This night's meeting was the prelude to many more on the cliffs, on the shore, or on the bay, and when the winter came in real earnest, Ivor's visits to Mwntseison were of very frequent occurrence.
One evening in the early spring he walked again in the mill garden, and sought and found under the furze hedge a bunch of sweet violets, which he gathered before he took his way up the side of the hill to meet Gwladys.
"Vayolettes! vayolettes!" he thought. "Mari Vone was right, the name does suit them." And as Gwladys pinned them into her bodice, he was reminded of the sea-pinks which he had snatched from the table while 'n'wncwl Jos lay ill in his bed, and which he still treasured between the pages of one of the old brown books in the mill bookcase.

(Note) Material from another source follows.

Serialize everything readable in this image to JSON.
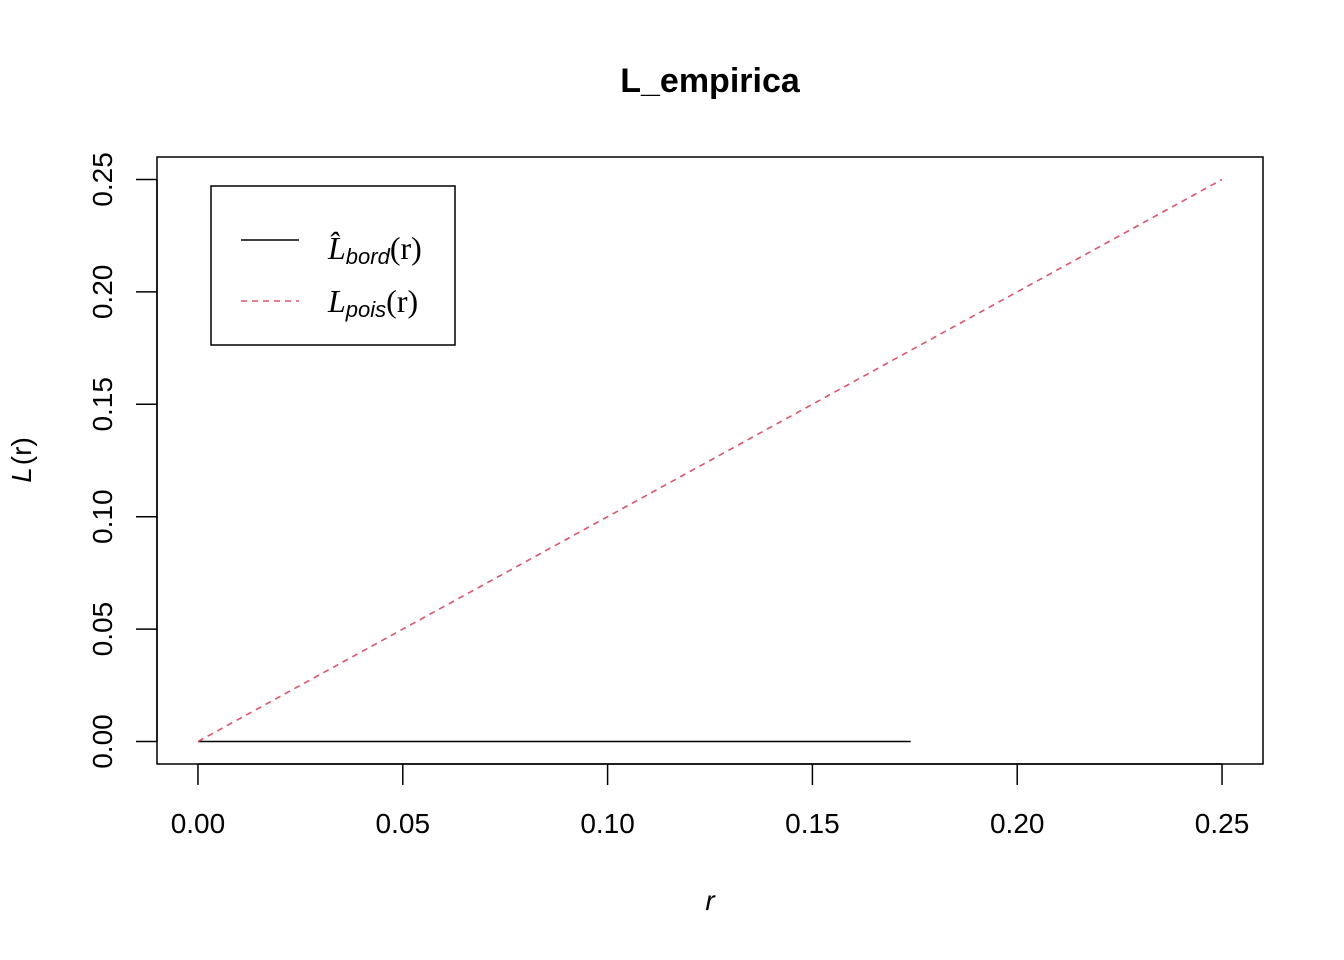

He would have told her of the incident had not a tender regard for Hugh's memory made him hesitate to speak of anything which should contrast their present freedom with the restraint of their former meetings.
Backwards and forwards over the velvet turf at the top of the cliffs they roamed together, the hours passing by unheeded, until, as they reached the green mound, now lying bathed in the silver moonlight, which they had named "Mari's pillow," Gwladys said:
"I must not go further, or my mother will be bolting the door."
"Wilt not come to the brow of the hill, 'tis only a little further, and I have something to show thee there."
And she made no demur, but continued her walk to the edge of the hill, which sloped down to the valley of the Berwen. The little river gurgled and whispered in the moonlight, as it ran below them on its way to the sea.
"We can hear the Berwen from here," said Gwladys; "but what hast to show me, Ivor?"
"Only the mill!" said he, pointing across the valley to where the old mill stood by the noisy little stream.